Когда Дэвид Динс уведомил лэрда Дамбидайкса о своем намерении покинуть дом и ферму в «Вудэнде», последний только молча выпучил глаза. Посещения его продолжались в обычный час до последнего дня. Когда начались сборы и большой семейный буфет, вытащенный из своего угла, стал боком в дверях, точно неуклюжий парень, который не знает, когда ему уходить, лэрд снова вытаращил глаза и произнес: «Эге!» Уже после отъезда Динсов лэрд в обычный свой час, – а именно в тот час, когда Дэвид возвращался с пашни, – появился у дверей дома в «Вудэнде» и казался безмерно удивленным, найдя их запертыми, словно мог ожидать чего-то другого. На этот раз он воскликнул: «Господи помилуй», что было у него знаком необычайного волнения. С этого времени Дамбидайкс сильно переменился; все его привычки и весь размеренный образ жизни пришли в полное расстройство, точно часовой механизм, в котором мальчишка сломал пружину. Уподобившись стрелке сломанных часов, Дамбидайкс с непривычной для него быстротой начал совершать полные обороты вокруг своих владений. Не было дома, куда бы он не зашел, не было девушки, на которую бы он не таращил глаза. Но хотя на его землях были фермы получше «Вудэнда» и, уж конечно, нашлись бы девушки покрасивее Джини Динс, время у лэрда почему-то не было так приятно заполнено, как раньше. Нигде не сиделось ему так уютно, как на ларе в «Вудэнде», и ни на кого не хотелось смотреть, кроме Джини Динс. Покрутившись таким образом вокруг своей оси, а затем пробыв целую неделю в неподвижности, он сообразил, что, в отличие от часовой стрелки, обреченной вращаться вокруг одной точки, он имеет возможность более свободно перемещаться в пространстве. Для осуществления этой возможности он купил пони у горца-коневода и с его помощью добрался до Сент-Леонарда.

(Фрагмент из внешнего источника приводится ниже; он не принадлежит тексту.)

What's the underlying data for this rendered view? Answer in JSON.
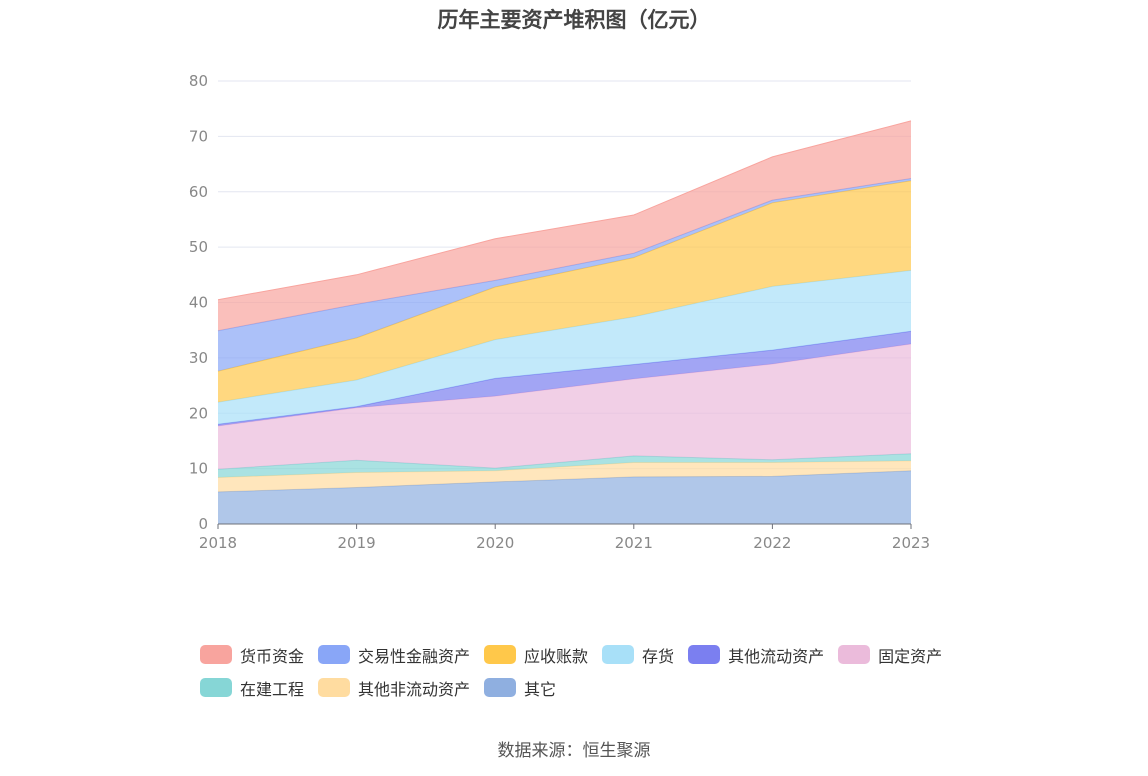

Хотя Джини так привыкла к своему молчаливому поклоннику, что обычно едва замечала его присутствие, у нее порой возникали страхи, как бы он однажды не высказал словами того восхищения, которое до тех пор выражал одними взглядами. Прощай тогда все надежды, думала она, на брак с Батлером. При всей смелости и независимости своих политических и религиозных убеждений, отец ее не был лишен почтения к помещику, глубоко коренившегося в тогдашнем шотландском крестьянине. Нельзя сказать, чтобы он не любил Батлера, но его частые нападки на светскую ученость молодого человека, быть может, вызванные завистью, не свидетельствовали об особой благожелательности. Наконец, брак дочери с Дамбидайксом имел немалую прелесть для того, кто всегда признавал главным грехом своим тяготение к земным благам. В общем, ежедневные посещения лэрда были неприятны Джини из-за их возможных последствий; при прощании с родными местами немалым утешением служила ей мысль, что она больше не увидит ни Дамбидайкса, ни его шляпы и трубки. Бедная девушка скорее поверила бы, что капуста или яблони, посаженные ею в «Вудэнде», самостоятельно переберутся за нею на новое место, чем стала бы ждать подобной прыти от лэрда. Вот почему она гораздо более изумилась, чем обрадовалась, когда на шестой день после их переезда в Сент-Леонард Дамбидайкс предстал перед нею вместе со шляпой и трубкой, произнес обычное приветствие: «Ну, как ты, Джини? Где отец?» – и уселся на новом месте почти так же, как сиживал столько лет в «Вудэнде». Не успел он усесться, как с необычайной для него говорливостью прибавил:
– А знаешь что, Джини… – Тут он протянул руку как бы для того, чтобы взять ее за плечо, но так застенчиво и неуклюже, что когда она увернулась, рука его так и застыла с растопыренными пальцами, напоминая лапу геральдического грифа. – Знаешь, Джини, – продолжал влюбленный лэрд, на которого явно снизошло вдохновение, – на дворе-то ведь благодать! Уж и дороги просохли!
– Какой бес в него вселился? – пробормотала про себя Джини. – Кто бы мог подумать, что этот чурбан притащится в этакую даль?
Впоследствии она признавалась, что обошлась с ним довольно сурово: отца не было дома, а «чурбан», как она непочтительно обозвала помещика, так разошелся, что от него можно было ждать чего угодно.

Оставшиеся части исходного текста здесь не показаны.